Document scanning is today’s way of taking control of the clutter, including everything from documents you refer to daily to those you haven’t looked at since your incorporation, but still need to hold on to.

Document scanning can encompass both paper documents and information currently stored on microfilm. It’s an excellent way to bring all the hodge-podge you call “files” together in one consistent, accessible system. Clearly, document scanning offers many advantages:

  • Document scanning eliminates the need for all those disorganized, easily lost, paper records. This saves valuable floor space in your company.

  • Document scanning greatly reduces the number of duplicate documents you have squirreled away in your “physical archive.”

  • Document scanning saves search time.

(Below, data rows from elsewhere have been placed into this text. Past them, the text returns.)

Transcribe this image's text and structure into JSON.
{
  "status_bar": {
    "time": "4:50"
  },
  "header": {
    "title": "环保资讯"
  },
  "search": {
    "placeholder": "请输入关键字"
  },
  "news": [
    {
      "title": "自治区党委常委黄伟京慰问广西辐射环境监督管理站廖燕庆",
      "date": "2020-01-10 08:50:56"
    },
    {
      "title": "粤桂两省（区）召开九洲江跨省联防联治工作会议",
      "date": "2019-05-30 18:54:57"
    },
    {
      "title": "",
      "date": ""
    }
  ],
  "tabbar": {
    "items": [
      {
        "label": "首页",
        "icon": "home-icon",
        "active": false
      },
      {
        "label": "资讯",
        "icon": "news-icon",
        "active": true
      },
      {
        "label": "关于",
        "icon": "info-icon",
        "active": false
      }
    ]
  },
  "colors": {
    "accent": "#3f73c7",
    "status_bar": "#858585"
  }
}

Everything you’ve scanned is instantly available on screen. You save hours scrounging through dusty files, often in a panic because a valuable document has vanished.

  • Document scanning allows you to maintain a consistent high quality of document appearance over all the items scanned. Even if your scans include pages from rare old books, schematic drawings, old handwritten notes — whatever, you can count on document scanning to deliver the highest quality image possible.

  • Document scanning helps you speed up your service to customers. Since everything you need for a customer transaction is accessible at your fingertips, you can answer questions and solve problems fast, and that makes everyone happier.

  • Document scanning saves money by cutting the high cost of storage. No more ugly metal file cabinets overwhelming your attractive office décor, no more storage room stacked high with boxes filled with old records you don’t dare pitch out. No more employees spending costly time digging through this mess to find something that may, or may not, be there. Everything is neat and organized and that’s a real confidence builder for clients visiting your office and being served by your staff.

If a paperless office is the future — and it seems that this is certainly where American business is heading — then documentscanning is a key part of your success.